El automóvil, un honda Fit, gentileza de la editorial a la que hace unas semanas había enviado su manuscrito vía correo electrónico para que comenzara el proceso de edición, tenía tantos botones digitales en el panel, que Gillian se sentía dentro de una nave espacial a punto de despegar si tocaba por equivocación alguno que no debía. En su época, los autos tenían perillas y botones cuadrados y agujas detrás de paneles de cristal circular, que giraban y vibraban. Ahora todo era digital, o táctil. La radio había perdido cobertura o no sabía qué demonios había pasado porque la canción de The tragically hip que estaba escuchando se había vuelto una serie de ruidos de interferencia después de que el cantante terminara la parte de I’m not Cordelia. I will not be there[1]. Y ella solo se concentraba en que sus ojos permanecieran atentos a la calle, a los semáforos y a los peatones. Voluntad. Lo que estaba exprimiendo en ese momento y lo que había usado para cerrarle el acceso a la entidad. Pensó, si ella estaba dentro de su mente, cómo era que continuaba manteniendo una individualidad, una consciencia de estar dentro de su mente. ¿No debería ser un estado pensante puro en vez de ser una consciencia viviendo dentro de su propia consciencia? ¿No debería fundirse con toda su creación en vez de conservar su autonomía, su independencia con respecto a aquella? Esas mismas preguntas la condujeron a intentar la negación contra el ser del portal. Y creía que había funcionado. Por favor, que funcionara. Por eso estaba conduciendo el Honda, intentando permanecer en la dimensión de la vigilia. Para decírselo a John Feraud. Para que él lo utilizara en sus estudios con toda esa tecnología que le servía para entender algo más sobre la forma de vida parasitaria que buscaba expandirse a través del nivel mental de los seres humanos. Por supuesto, esto lo había pensado antes de salir en el auto y de un modo tan rápido y cortante que daba la sensación de no pensarlo realmente. Pero era para que la entidad no la leyera, para que no supiera lo que estaba por hacer. Creía que después de impedirle la lectura de su mente no se había marchado a ocuparse de sus tareas de ingeniería civil, sino que estaba escudriñándola, muy de cerca, sin llamar la atención para descubrir por qué le había impedido leerla, ¿como un desafío, como una burla o porque tramaba algo en su contra?
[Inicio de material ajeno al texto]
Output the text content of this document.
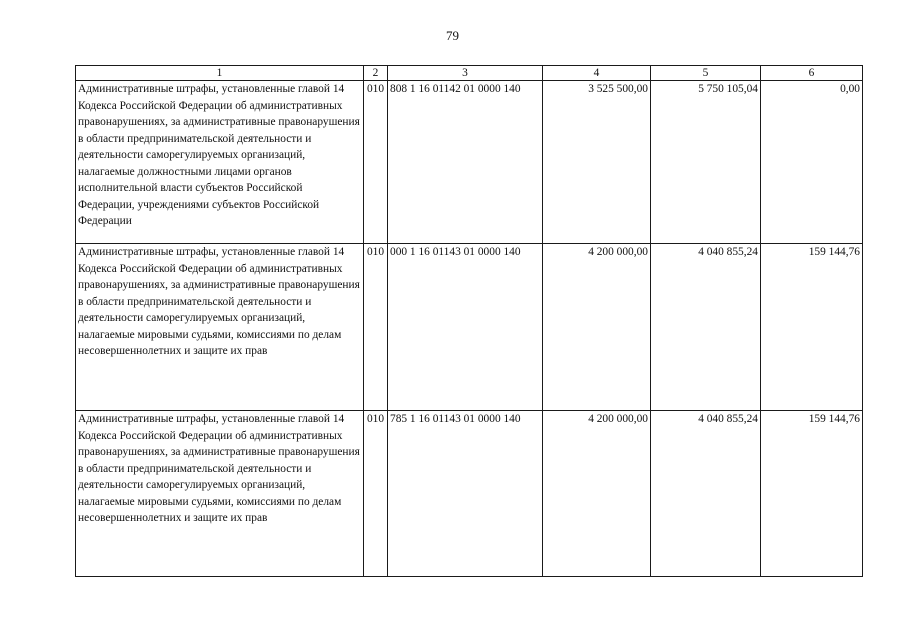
79
1	2	3	4	5	6
Административные штрафы, установленные главой 14 Кодекса Российской Федерации об административных правонарушениях, за административные правонарушения в области предпринимательской деятельности и деятельности саморегулируемых организаций, налагаемые должностными лицами органов исполнительной власти субъектов Российской Федерации, учреждениями субъектов Российской Федерации	010	808 1 16 01142 01 0000 140	3 525 500,00	5 750 105,04	0,00
Административные штрафы, установленные главой 14 Кодекса Российской Федерации об административных правонарушениях, за административные правонарушения в области предпринимательской деятельности и деятельности саморегулируемых организаций, налагаемые мировыми судьями, комиссиями по делам несовершеннолетних и защите их прав	010	000 1 16 01143 01 0000 140	4 200 000,00	4 040 855,24	159 144,76
Административные штрафы, установленные главой 14 Кодекса Российской Федерации об административных правонарушениях, за административные правонарушения в области предпринимательской деятельности и деятельности саморегулируемых организаций, налагаемые мировыми судьями, комиссиями по делам несовершеннолетних и защите их прав	010	785 1 16 01143 01 0000 140	4 200 000,00	4 040 855,24	159 144,76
El pedal del freno se hundió y el cinturón de seguridad evitó que su cabeza se estrellara contra el parabrisas. Era un semáforo y estuvo a punto de cruzarlo en rojo, frente a una patrulla de policía que estaba en la esquina perpendicular a la de ella. Después de eso, intentó no traer ningún pensamiento de lo que iba a hacer hasta que hubiese completado las cinco cuadras que le restaban para llegar al apartamento donde vivía el exdoctor Feraud. Cuando descendió del auto y cerró los ojos para soltar un resoplido de caldera hirviendo, vio que el nudo de los túneles blancos donde se hallaba el universo al que ella regresaba cada vez que dormía, se agitaba con cientos de bultos y abolladuras que convertían ese sector en un huevo blando a punto de estallar. Sabía que Theresa estaba revolviendo los lugares donde ella había estado en las permanentes vacaciones que llevaba allí intentando dar con la razón de no haber podido atravesar la barrera de un universo que creía controlar con toda seguridad. Volvió a abrir los ojos y las puertas de vidrio, que daban acceso a los hogares verticales de cientos de personas, estaban abiertas en ese momento. El portero estaba afuera con una escoba de paja, juntando la mierda de un perro que no había hallado un lugar mejor para liberarse de su carga adicional. Antes de tocar el timbre, el portero la miró como quien se encuentra con un ser de lo más inoportuno y le preguntó a quién buscaba. Pero enseguida, su semblante cambió a uno de sorpresa y excitación constreñida.

—¿Es usted la mujer esa del portal? —su voz era la de un niño asustado que estuviera a punto de llorar.

Algo grotesco, que para Gillian solo podía deberse a que ese portal no había traído más que desgracias a la vida de aquel tipo.

—Vengo a ver al doc… a John Feraud.

Pero el portero no le contestó. La miró por unos segundos más, eternos segundos auspiciados por una mirada de desasosiego y entró con su escoba, su palita y la mierda del perro al edificio, dándole con la puerta de vidrio en las narices. No tuvo más que presionar el botón con el número y la letra que John le había indicado.